Elle a bien comprit qu'elle ne pouvait aspirer à plus et qu'il était mieux de ne pas insister, au risque de ne plus voir son fils du tout.
Comme d'autres, elle s'est fait une raison. Quand par surprise il rentrait, Lorenz avait du mal à cacher son émotion devant les yeux tout humides de larmes de sa mère Anita. Cette dernière le serrait alors contre son cœur en murmurant à chaque fois « c'est toi le pire, tu sais, c'est vraiment toi le pire des chenapans».
Ce à quoi il lui répondait toujours «mama, et toi tu es la meilleure, tu le sais bien». C'était leur petit truc à eux. Leur manière de se dire qu'ils s'aiment, de se rappeler qu'ils font partie d'une même famille.
D'un jour à l'autre, Lorenz peut passer aux quatre coins de l'Europe pour ne jamais se faire attraper. Il aime dire qu'il est tout le temps en cavale. Il a arrêté l'école très tôt, pas intéressé. Pourtant il adore lire, c'est un passionné de philosophie. Mais ça, c'est son petit secret qu'il préfère ne pas dire à tout le monde.

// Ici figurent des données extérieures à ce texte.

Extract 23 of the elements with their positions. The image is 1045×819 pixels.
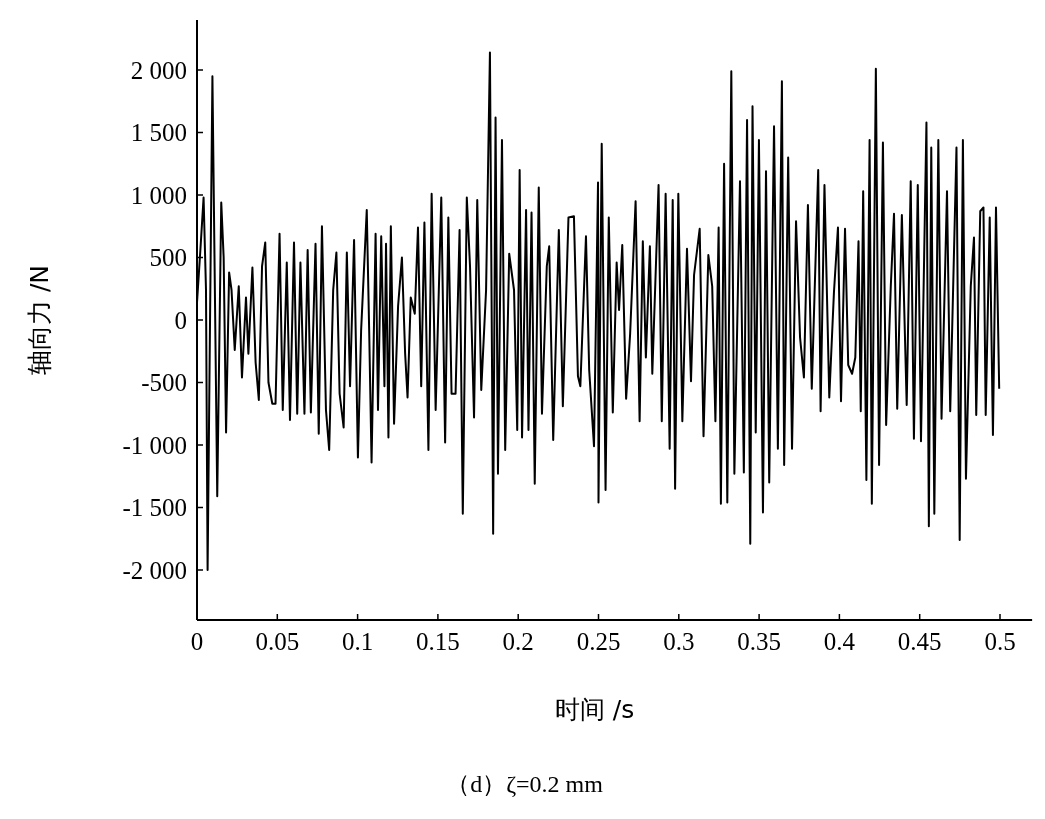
y-tick-label: -1 500 [122, 494, 187, 521]
y-tick-label: -2 000 [122, 556, 187, 584]
y-tick-label: 2 000 [130, 56, 187, 84]
y-tick-label: 500 [149, 244, 187, 271]
x-tick-label: 0.5 [984, 628, 1016, 655]
y-tick-label: 1 500 [130, 119, 187, 146]
x-tick-label: 0.2 [502, 628, 534, 655]
x-tick-label: 0.3 [663, 628, 695, 655]
x-tick-label: 0.35 [737, 628, 781, 655]
x-tick-label: 0 [190, 628, 204, 655]
x-tick-label: 0.25 [576, 628, 621, 655]
y-axis-title: 轴向力 /N [25, 264, 54, 376]
text: （d）ζ=0.2 mm [446, 771, 604, 797]
x-tick-label: 0.4 [823, 628, 856, 655]
x-axis-title: 时间 /s [554, 695, 635, 724]
x-tick-label: 0.1 [341, 628, 374, 655]
x-tick-label: 0.45 [897, 628, 942, 655]
y-tick-label: 0 [174, 306, 187, 334]
y-tick-label: 1 000 [130, 181, 187, 209]
y-tick-label: -1 000 [122, 431, 187, 459]
x-tick-label: 0.15 [416, 628, 460, 655]
y-tick-label: -500 [141, 369, 187, 396]
x-tick-label: 0.05 [255, 628, 300, 655]
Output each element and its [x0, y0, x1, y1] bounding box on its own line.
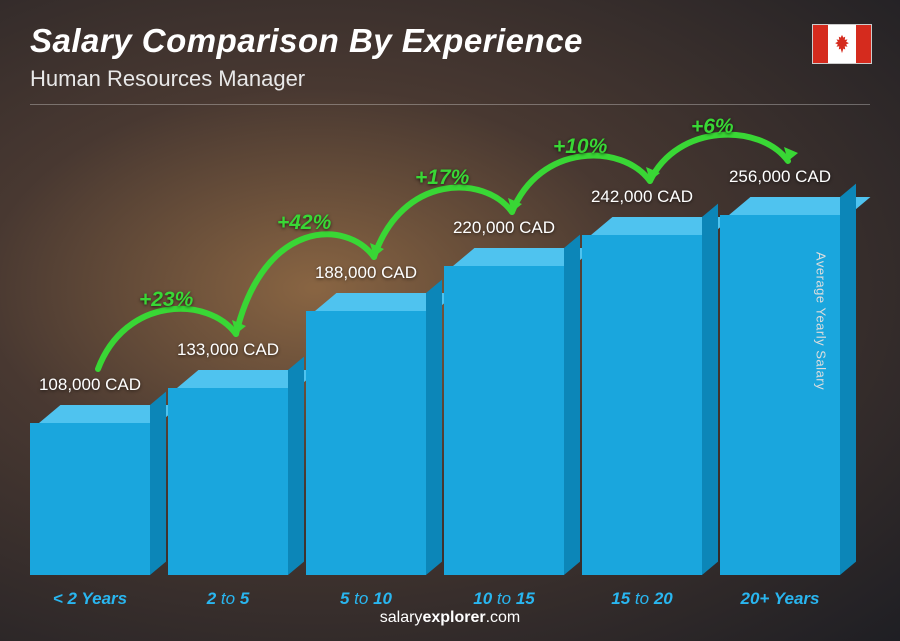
bar-side-face — [288, 357, 304, 575]
bar-side-face — [564, 235, 580, 575]
bar-2: 188,000 CAD5 to 10 — [306, 263, 426, 575]
x-axis-label: 15 to 20 — [582, 589, 702, 609]
salary-chart: 108,000 CAD< 2 Years133,000 CAD2 to 5188… — [30, 130, 840, 575]
bar-front-face — [582, 235, 702, 575]
bar-container: 108,000 CAD< 2 Years133,000 CAD2 to 5188… — [30, 130, 840, 575]
x-axis-label: 10 to 15 — [444, 589, 564, 609]
increase-delta-label: +17% — [415, 166, 469, 190]
bar-3d — [444, 248, 564, 575]
source-suffix: .com — [486, 609, 521, 626]
page-title: Salary Comparison By Experience — [30, 22, 870, 60]
increase-delta-label: +10% — [553, 135, 607, 159]
flag-left-bar — [813, 25, 828, 63]
x-axis-label: < 2 Years — [30, 589, 150, 609]
increase-delta-label: +42% — [277, 211, 331, 235]
source-prefix: salary — [380, 609, 423, 626]
bar-side-face — [150, 392, 166, 575]
source-attribution: salaryexplorer.com — [0, 609, 900, 627]
increase-delta-label: +23% — [139, 288, 193, 312]
bar-3d — [168, 370, 288, 575]
bar-side-face — [840, 184, 856, 575]
bar-front-face — [444, 266, 564, 575]
bar-value-label: 256,000 CAD — [729, 167, 831, 187]
increase-delta-label: +6% — [691, 115, 734, 139]
maple-leaf-icon — [831, 33, 853, 55]
source-bold: explorer — [422, 609, 485, 626]
bar-value-label: 108,000 CAD — [39, 375, 141, 395]
x-axis-label: 5 to 10 — [306, 589, 426, 609]
bar-value-label: 220,000 CAD — [453, 218, 555, 238]
bar-3d — [30, 405, 150, 575]
y-axis-label: Average Yearly Salary — [813, 251, 828, 389]
x-axis-label: 20+ Years — [720, 589, 840, 609]
bar-value-label: 242,000 CAD — [591, 187, 693, 207]
country-flag-icon — [812, 24, 872, 64]
bar-side-face — [702, 204, 718, 575]
x-axis-label: 2 to 5 — [168, 589, 288, 609]
flag-center — [828, 25, 856, 63]
bar-1: 133,000 CAD2 to 5 — [168, 340, 288, 575]
bar-value-label: 133,000 CAD — [177, 340, 279, 360]
bar-front-face — [168, 388, 288, 575]
bar-4: 242,000 CAD15 to 20 — [582, 187, 702, 575]
bar-0: 108,000 CAD< 2 Years — [30, 375, 150, 575]
flag-right-bar — [856, 25, 871, 63]
bar-3d — [582, 217, 702, 575]
bar-front-face — [306, 311, 426, 575]
page-subtitle: Human Resources Manager — [30, 66, 870, 105]
bar-3d — [306, 293, 426, 575]
bar-3: 220,000 CAD10 to 15 — [444, 218, 564, 575]
bar-value-label: 188,000 CAD — [315, 263, 417, 283]
bar-side-face — [426, 280, 442, 575]
bar-front-face — [30, 423, 150, 575]
header: Salary Comparison By Experience Human Re… — [30, 22, 870, 105]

L'un de ses rêves, c'était d'un jour vivre quelque part dans une étroite maison en montagne et d'avoir une immense bibliothèque remplie de ses livres favoris. Parfois c'est plus simple que les gens ne sachent pas tout. Il préfère se définir comme un pur, le pire des voyous. Instable et insaisissable.
Il n'a pas de logement fixe, il s'arrête plutôt dans des hôtels un peu miteux ou loue pour quelques semaines des appartements pour prendre un peu de temps pour lui, pour remplir des papiers pénibles, pour se reposer ou travailler, avec un vrai travail.
Agent double, il gagne de temps à autre sa vie en travaillant en tant que vigile à droite à gauche, pour des banques, de boîtes de nuit, des soirées réservées aux élites, à ces personnes super-ultra chic. Mais à vrai dire, ce n'est que pour mieux les déposséder ensuite, pour apprendre tout les trucs, toutes les astuces, toutes les magouilles.
Il n'a prit racines nulle part et a du mal à tenir en place. Ses yeux bruns aux longs cils sont toujours pleins de malice.